Chikungunya: altri nuovi casi nelle Marche e nel modenese

Non è più sicuro viaggiare in Italia a causa del virus Chikungunya. Aumentano in modo vertiginoso i casi di contagioso: 64 le persone contagiate secondo il Seresmi (Servizio Regionale di Sorveglianza Malattie Infettive). L'Oms, l'Organizzazione mondiale della sanità, ha diffuso sul proprio sito web un documento che mette in guardia i viaggiatori sul focolaio di casi di Chikungunya, la malattia virale trasmessa dalla puntura di zanzare infette che ha già fatto registrare 64 casi nel Lazio.
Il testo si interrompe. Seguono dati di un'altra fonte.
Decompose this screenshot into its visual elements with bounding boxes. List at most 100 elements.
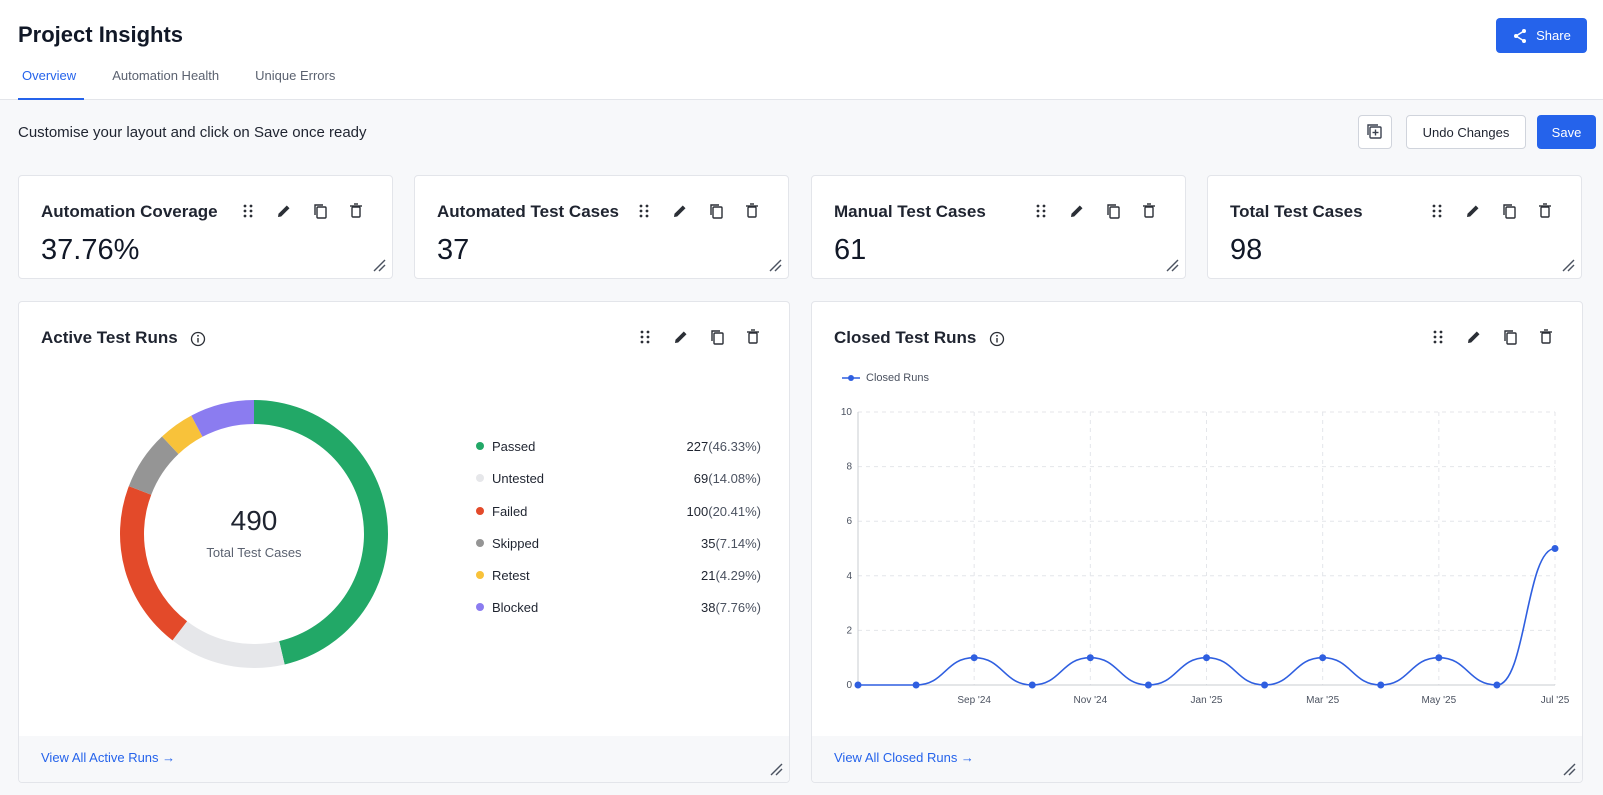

E la Regione Lazio convoca per lunedì i rappresentanti di Roma Capitale e delle altre amministrazioni interessate, Latina e Anzio, "per verificare l'azione di disinfestazione messa in atto fin qui". Il vettore ha dimostrato in passato la capacità di sostenere focolai di chikungunya nel passato. E' la raccomandazione pubblicata dall'Organizzazione Mondiale della Sanità.

"L'area in cui si sono registrati i casi è altamente popolata e frequentata da molti turisti, soprattutto nei mesi estivi". Si raccomanda di evitare il contatto con le zanzare usando un abbigliamento corretto e i repellenti. Non solo il Lazio, ma anche l'Emilia Romagna e le Marche. "La malattia solitamente si verifica in Africa, Asia, nelle Americhe e nel subcontinente indiano - dicono gli esperti dell'Oms -". Si tratta di un uomo di 65 anni, che aveva trascorso tre settimane ad Anzio. Ritornato a casa ha manifestato i sintomi classici dell'infezione, dolori articolari e febbre ed è stato ricoverato in ospedale a Fabriano. "Al momento c'è un altro focolaio autoctono nel dipartimento di Var", in Francia. Intanto continua la raccolta straordinaria di sangue con sacche che arrivano dalla Valle d'Aosta e dai carabinieri di Firenze.